Désormais, le pays enregistre un total de 6 843 cas confirmés et déplore 3 310 décès depuis le début de la déclaration de la flambée. Avec un taux de létalité global qui s’établit à 48,4 %, le virus tue près d’une personne infectée sur deux, confirmant la virulence de la souche Bundibugyo qui sévit actuellement dans la région.
Malgré la lourdeur de ce bilan, les équipes de la riposte notent une lueur d’espoir sur le front de l’extension géographique : aucune nouvelle zone de santé n’a été affectée au cours des dernières 24 heures. Le virus reste pour l’instant circonscrit à 6 provinces et 61 zones de santé, principalement concentrées dans les régions du nord et de l’est du pays, l’Ituri demeurant le principal foyer actif.

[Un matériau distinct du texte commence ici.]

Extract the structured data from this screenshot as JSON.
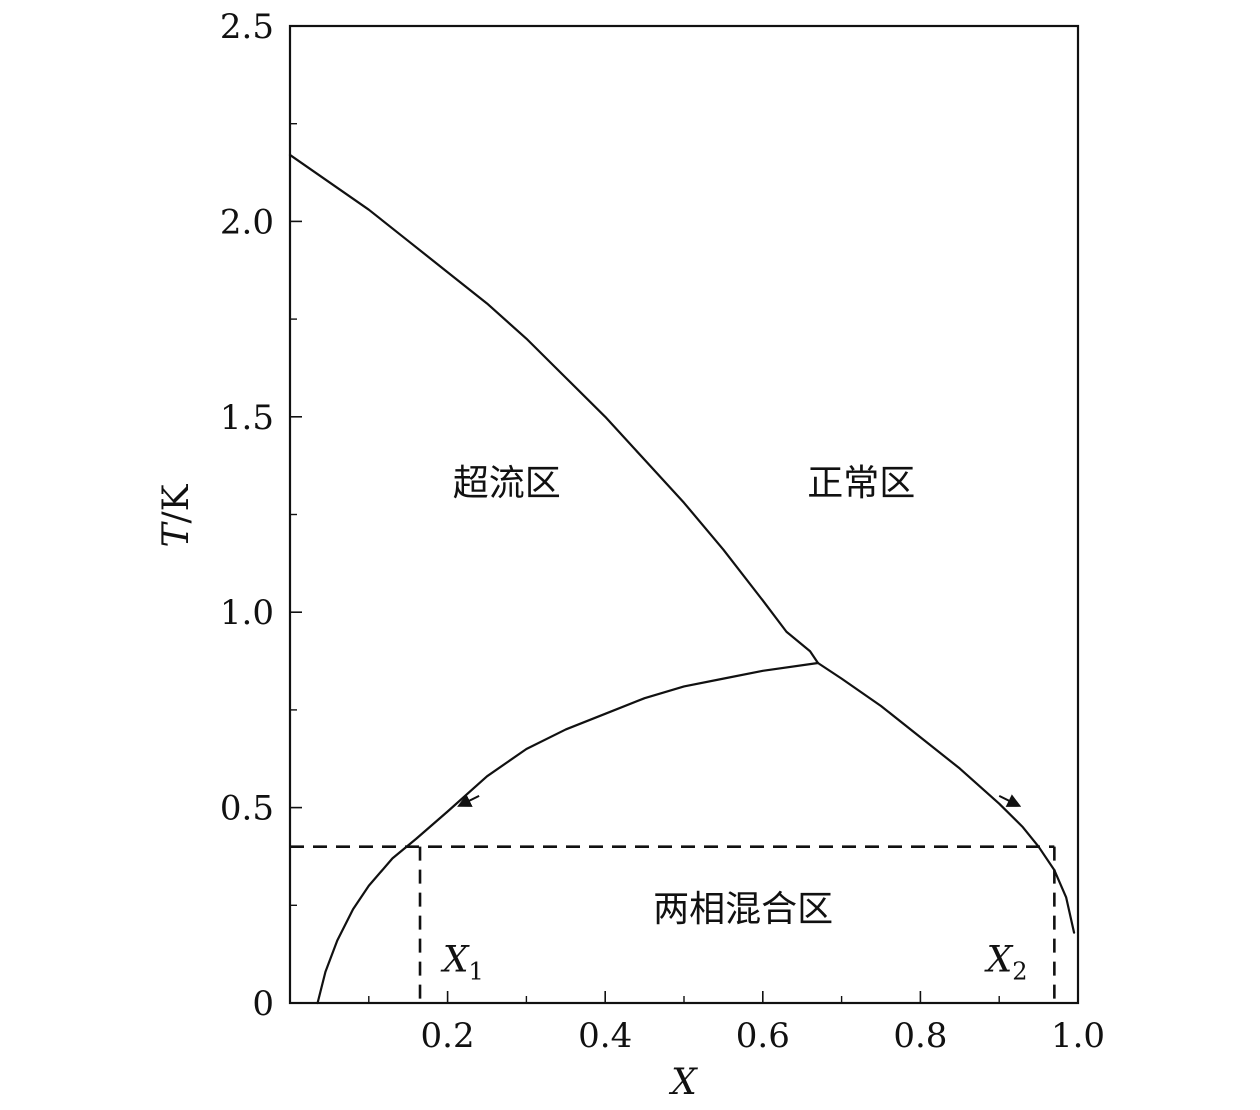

Sur le plan de la prise en charge, les structures médicales spécialisées accueillent actuellement 833 patients en isolement ou hospitalisés. Par ailleurs, les efforts des personnels de santé portent leurs fruits pour une partie des malades : 21 patients ont été officiellement déclarés guéris au cours de la seule journée d’hier, portant le nombre total de personnes ayant survécu au virus à 1 611 depuis le début de l’épidémie.